In the end, it is the DM and the players who make the game.


    First off, I have to say: great post Josh! Sorry I didn’t get to this one earlier, because this is a good topic which I think deserves some discussion.

    I am one of those people who called D&D 4th a “roll playing” game.

    I will (again, and gladly) concede the point that the people playing the game have a lot more to say about the amount of role playing than the game system.

    Really, with any board game, card game, pen & paper RPG (even computer game if you are into modding), you as a player can modify the rules to your heart’s content. I do this regularly along with the others in my group when coming up with house rules to improve the playability and fun of the board and card games we try out.

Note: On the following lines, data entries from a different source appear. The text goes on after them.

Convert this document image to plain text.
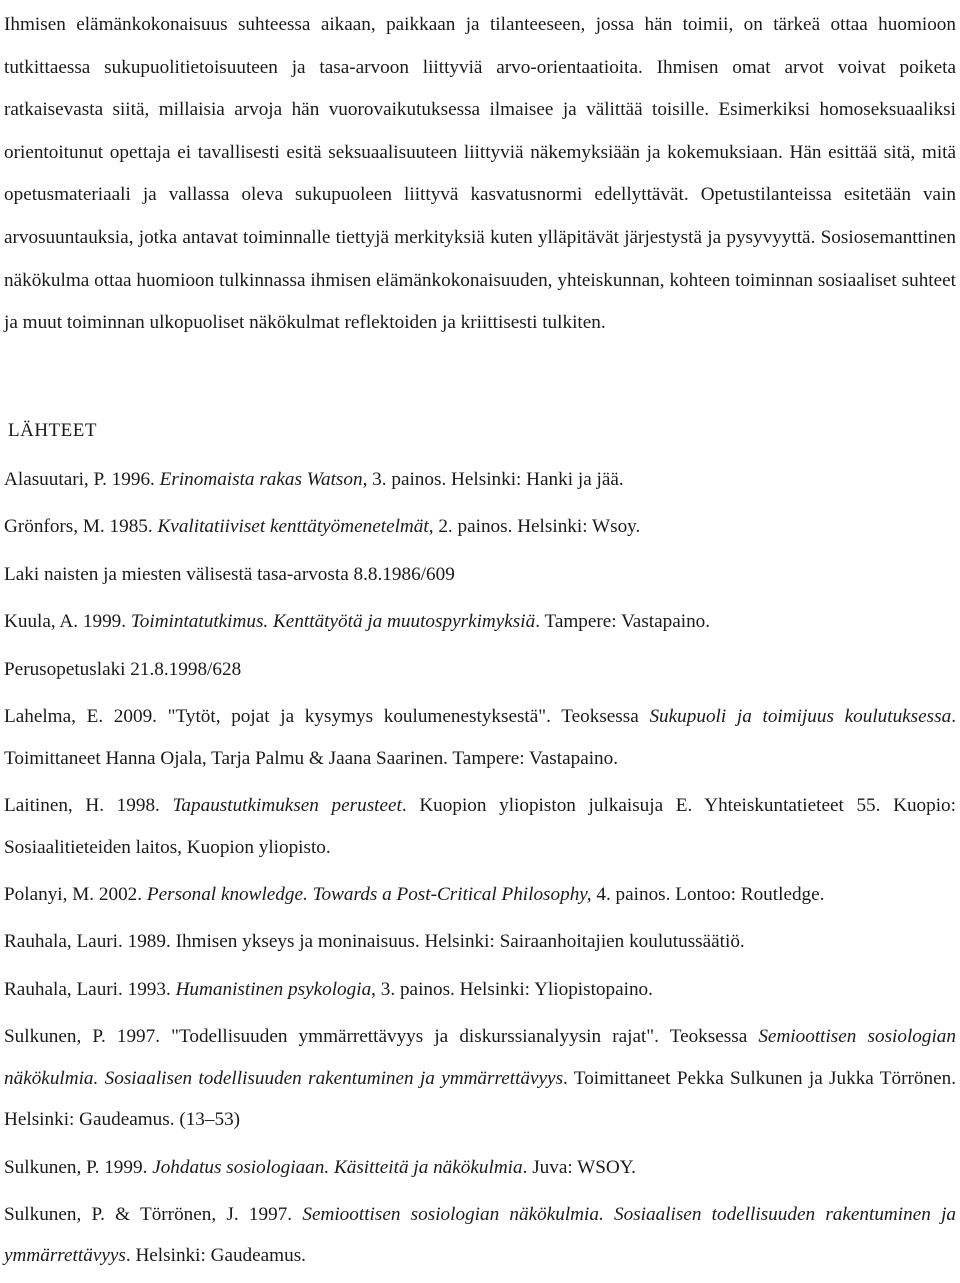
Ihmisen elämänkokonaisuus suhteessa aikaan, paikkaan ja tilanteeseen, jossa hän toimii, on tärkeä ottaa huomioon tutkittaessa sukupuolitietoisuuteen ja tasa-arvoon liittyviä arvo-orientaatioita. Ihmisen omat arvot voivat poiketa ratkaisevasta siitä, millaisia arvoja hän vuorovaikutuksessa ilmaisee ja välittää toisille. Esimerkiksi homoseksuaaliksi orientoitunut opettaja ei tavallisesti esitä seksuaalisuuteen liittyviä näkemyksiään ja kokemuksiaan. Hän esittää sitä, mitä opetusmateriaali ja vallassa oleva sukupuoleen liittyvä kasvatusnormi edellyttävät. Opetustilanteissa esitetään vain arvosuuntauksia, jotka antavat toiminnalle tiettyjä merkityksiä kuten ylläpitävät järjestystä ja pysyvyyttä. Sosiosemanttinen näkökulma ottaa huomioon tulkinnassa ihmisen elämänkokonaisuuden, yhteiskunnan, kohteen toiminnan sosiaaliset suhteet ja muut toiminnan ulkopuoliset näkökulmat reflektoiden ja kriittisesti tulkiten.

LÄHTEET
Alasuutari, P. 1996. Erinomaista rakas Watson, 3. painos. Helsinki: Hanki ja jää.
Grönfors, M. 1985. Kvalitatiiviset kenttätyömenetelmät, 2. painos. Helsinki: Wsoy.
Laki naisten ja miesten välisestä tasa-arvosta 8.8.1986/609
Kuula, A. 1999. Toimintatutkimus. Kenttätyötä ja muutospyrkimyksiä. Tampere: Vastapaino.
Perusopetuslaki 21.8.1998/628
Lahelma, E. 2009. "Tytöt, pojat ja kysymys koulumenestyksestä". Teoksessa Sukupuoli ja toimijuus koulutuksessa. Toimittaneet Hanna Ojala, Tarja Palmu & Jaana Saarinen. Tampere: Vastapaino.
Laitinen, H. 1998. Tapaustutkimuksen perusteet. Kuopion yliopiston julkaisuja E. Yhteiskuntatieteet 55. Kuopio: Sosiaalitieteiden laitos, Kuopion yliopisto.
Polanyi, M. 2002. Personal knowledge. Towards a Post-Critical Philosophy, 4. painos. Lontoo: Routledge.
Rauhala, Lauri. 1989. Ihmisen ykseys ja moninaisuus. Helsinki: Sairaanhoitajien koulutussäätiö.
Rauhala, Lauri. 1993. Humanistinen psykologia, 3. painos. Helsinki: Yliopistopaino.
Sulkunen, P. 1997. "Todellisuuden ymmärrettävyys ja diskurssianalyysin rajat". Teoksessa Semioottisen sosiologian näkökulmia. Sosiaalisen todellisuuden rakentuminen ja ymmärrettävyys. Toimittaneet Pekka Sulkunen ja Jukka Törrönen. Helsinki: Gaudeamus. (13–53)
Sulkunen, P. 1999. Johdatus sosiologiaan. Käsitteitä ja näkökulmia. Juva: WSOY.
Sulkunen, P. & Törrönen, J. 1997. Semioottisen sosiologian näkökulmia. Sosiaalisen todellisuuden rakentuminen ja ymmärrettävyys. Helsinki: Gaudeamus.
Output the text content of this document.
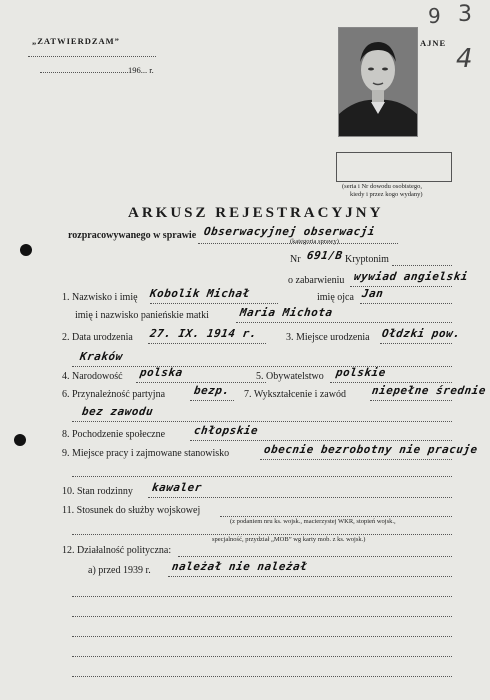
„ZATWIERDZAM”
196... r.
AJNE
9 3
4
(seria i Nr dowodu osobistego,
kiedy i przez kogo wydany)
ARKUSZ REJESTRACYJNY
rozpracowywanego w sprawie Obserwacyjnej obserwacji
(kategoria sprawy)
Nr 691/B Kryptonim
o zabarwieniu wywiad angielski
1. Nazwisko i imię Kobolik Michał	imię ojca Jan
imię i nazwisko panieńskie matki	Maria Michota
2. Data urodzenia 27. IX. 1914 r.	3. Miejsce urodzenia Ołdzki pow.
Kraków
4. Narodowość polska	5. Obywatelstwo polskie
6. Przynależność partyjna	bezp. 7. Wykształcenie i zawód niepełne średnie
bez zawodu
8. Pochodzenie społeczne	chłopskie
9. Miejsce pracy i zajmowane stanowisko	obecnie bezrobotny nie pracuje
10. Stan rodzinny kawaler
11. Stosunek do służby wojskowej
(z podaniem nru ks. wojsk., macierzystej WKR, stopień wojsk.,
specjalność, przydział „MOB” wg karty mob. z ks. wojsk.)
12. Działalność polityczna:
a) przed 1939 r. należał nie należał
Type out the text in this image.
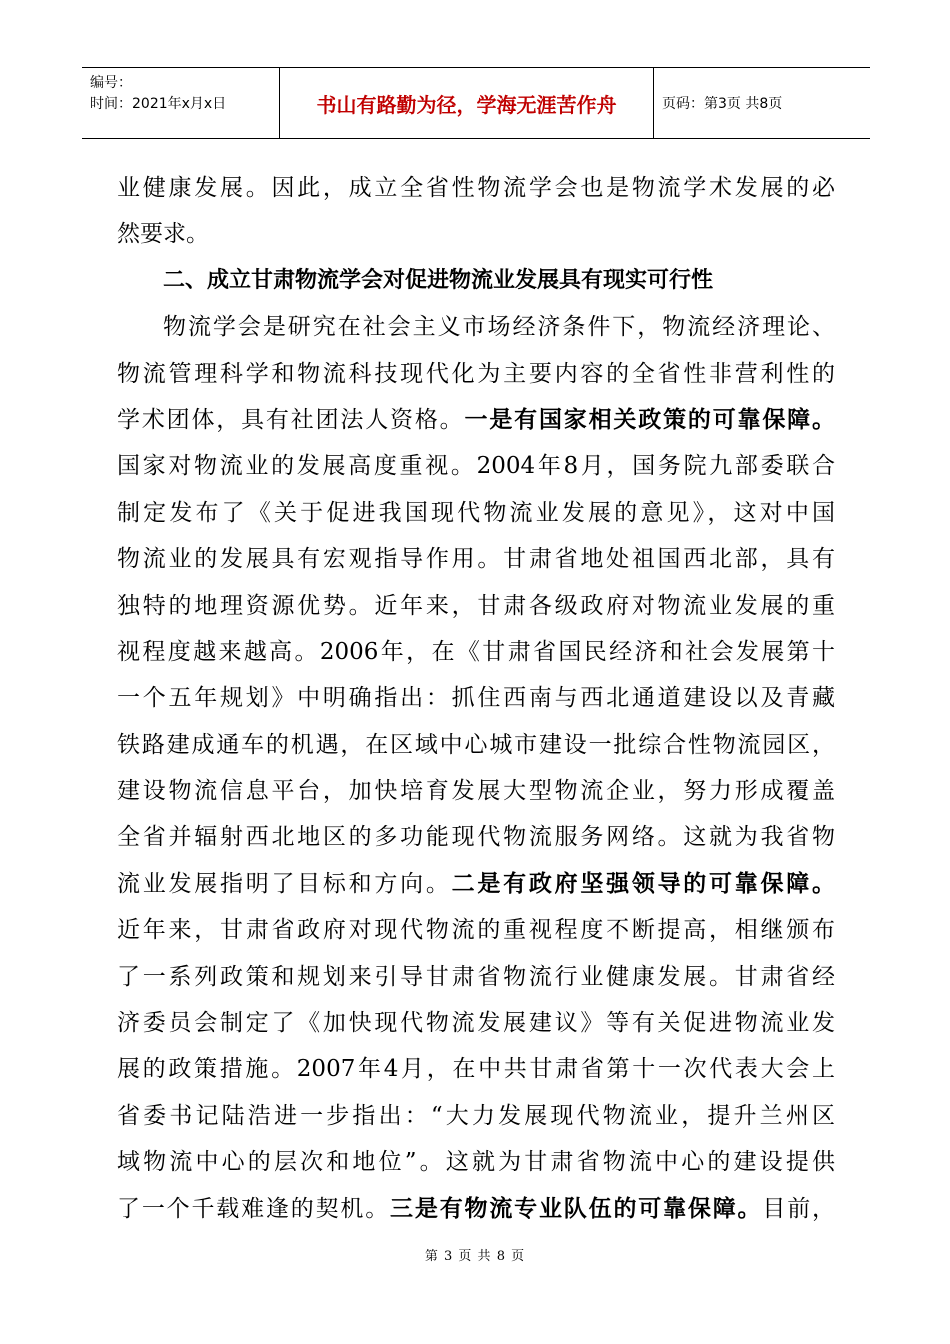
编号：
时间：2021年x月x日	书山有路勤为径，学海无涯苦作舟	页码：第3页 共8页
业健康发展。因此，成立全省性物流学会也是物流学术发展的必
然要求。
二、成立甘肃物流学会对促进物流业发展具有现实可行性
物流学会是研究在社会主义市场经济条件下，物流经济理论、
物流管理科学和物流科技现代化为主要内容的全省性非营利性的
学术团体，具有社团法人资格。一是有国家相关政策的可靠保障。
国家对物流业的发展高度重视。2004年8月，国务院九部委联合
制定发布了《关于促进我国现代物流业发展的意见》，这对中国
物流业的发展具有宏观指导作用。甘肃省地处祖国西北部，具有
独特的地理资源优势。近年来，甘肃各级政府对物流业发展的重
视程度越来越高。2006年，在《甘肃省国民经济和社会发展第十
一个五年规划》中明确指出：抓住西南与西北通道建设以及青藏
铁路建成通车的机遇，在区域中心城市建设一批综合性物流园区，
建设物流信息平台，加快培育发展大型物流企业，努力形成覆盖
全省并辐射西北地区的多功能现代物流服务网络。这就为我省物
流业发展指明了目标和方向。二是有政府坚强领导的可靠保障。
近年来，甘肃省政府对现代物流的重视程度不断提高，相继颁布
了一系列政策和规划来引导甘肃省物流行业健康发展。甘肃省经
济委员会制定了《加快现代物流发展建议》等有关促进物流业发
展的政策措施。2007年4月，在中共甘肃省第十一次代表大会上
省委书记陆浩进一步指出：“大力发展现代物流业，提升兰州区
域物流中心的层次和地位”。这就为甘肃省物流中心的建设提供
了一个千载难逢的契机。三是有物流专业队伍的可靠保障。目前，
第 3 页 共 8 页
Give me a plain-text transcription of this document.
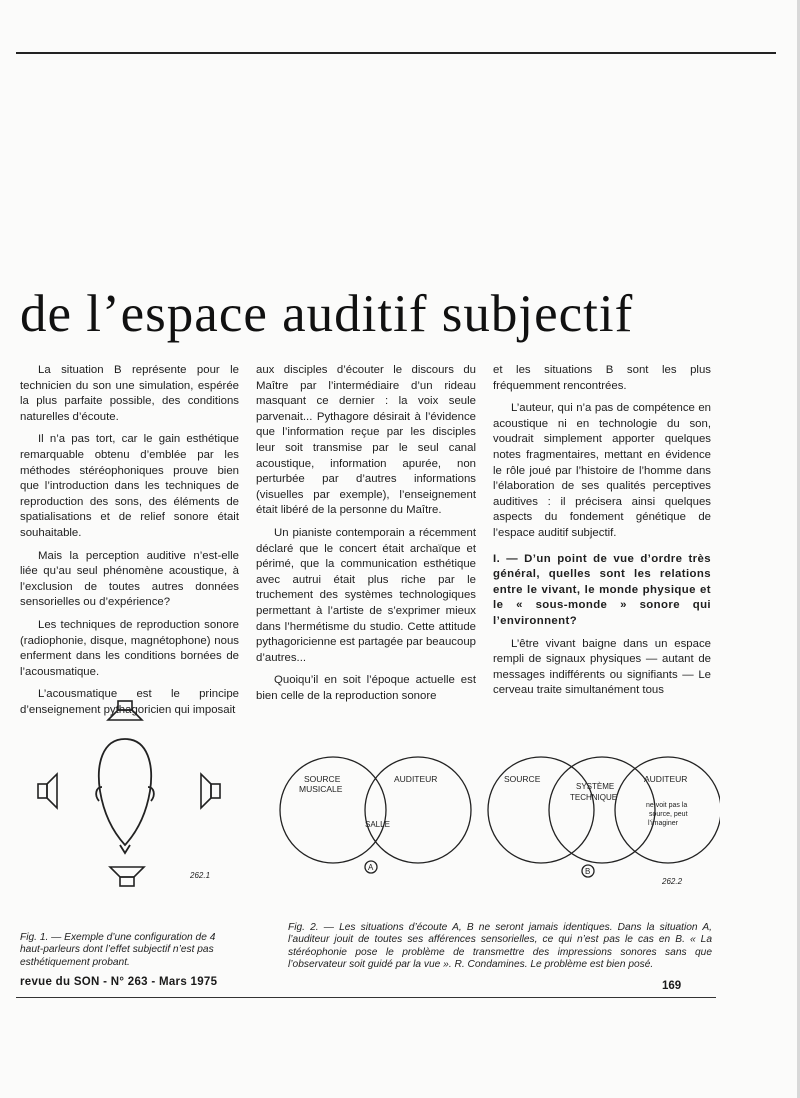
de l’espace auditif subjectif

La situation B représente pour le technicien du son une simulation, espérée la plus parfaite possible, des conditions naturelles d’écoute.

Il n’a pas tort, car le gain esthétique remarquable obtenu d’emblée par les méthodes stéréophoniques prouve bien que l’introduction dans les techniques de reproduction des sons, des éléments de spatialisations et de relief sonore était souhaitable.

Mais la perception auditive n’est-elle liée qu’au seul phénomène acoustique, à l’exclusion de toutes autres données sensorielles ou d’expérience?

Les techniques de reproduction sonore (radiophonie, disque, magnétophone) nous enferment dans les conditions bornées de l’acousmatique.

L’acousmatique est le principe d’enseignement pythagoricien qui imposait

aux disciples d’écouter le discours du Maître par l’intermédiaire d’un rideau masquant ce dernier : la voix seule parvenait... Pythagore désirait à l’évidence que l’information reçue par les disciples leur soit transmise par le seul canal acoustique, information apurée, non perturbée par d’autres informations (visuelles par exemple), l’enseignement était libéré de la personne du Maître.

Un pianiste contemporain a récemment déclaré que le concert était archaïque et périmé, que la communication esthétique avec autrui était plus riche par le truchement des systèmes technologiques permettant à l’artiste de s’exprimer mieux dans l’hermétisme du studio. Cette attitude pythagoricienne est partagée par beaucoup d’autres...

Quoiqu’il en soit l’époque actuelle est bien celle de la reproduction sonore

et les situations B sont les plus fréquemment rencontrées.

L’auteur, qui n’a pas de compétence en acoustique ni en technologie du son, voudrait simplement apporter quelques notes fragmentaires, mettant en évidence le rôle joué par l’histoire de l’homme dans l’élaboration de ses qualités perceptives auditives : il précisera ainsi quelques aspects du fondement génétique de l’espace auditif subjectif.

I. — D’un point de vue d’ordre très général, quelles sont les relations entre le vivant, le monde physique et le « sous-monde » sonore qui l’environnent?

L’être vivant baigne dans un espace rempli de signaux physiques — autant de messages indifférents ou signifiants — Le cerveau traite simultanément tous

262.1
SOURCE
MUSICALE
AUDITEUR
SALLE
A
SOURCE
SYSTÈME
TECHNIQUE
AUDITEUR
ne voit pas la
source, peut
l’imaginer
B
262.2
Fig. 1. — Exemple d’une configuration de 4 haut-parleurs dont l’effet subjectif n’est pas esthétiquement probant.
Fig. 2. — Les situations d’écoute A, B ne seront jamais identiques. Dans la situation A, l’auditeur jouit de toutes ses afférences sensorielles, ce qui n’est pas le cas en B. « La stéréophonie pose le problème de transmettre des impressions sonores sans que l’observateur soit guidé par la vue ». R. Condamines. Le problème est bien posé.
revue du SON - N° 263 - Mars 1975	169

    In my opinion the next questions are: what kind of game do you want to play? And how much time are you willing to spend making modifications?

    While I’m perfectly willing to take a board game’s pieces and change the rules a little to turn a broken game into a fun game, if a role playing game’s system is generally at odds with what I want to do I’ll probably go in search of a different game rather than put a lot of effort into retooling it. Role playing rule sets are typically far more complex than those for a stand-alone board or card game.

    D&D has traditionally been in such a position, from my perspective. This is partly due to the game and partly due to the perception a majority of D&D players seem (in my experience) to bring to D&D, that it’s going to be a “dungeon crawl“, an unrealistic hack’n’slash; this also seems to be what many want, if WoW’s popularity is any indication (no offense to WoW players).

    Rather than work against this perception to bring my preferred (deeper role playing) style to D&D players, I’ll opt for a different game, without the baggage, that accomplishes more of what I want off the shelf.


    On a side note, I also tend to enjoy choosing the road-less-traveled when I’m going to GM a game, where I have a chance of knowing as much or more about a game system’s rules than the players. I definitely do not know D&D’s rules (3.5, 4.0, or any other version) well, but I have a good head start on certain other games compared to my players, and I find this useful.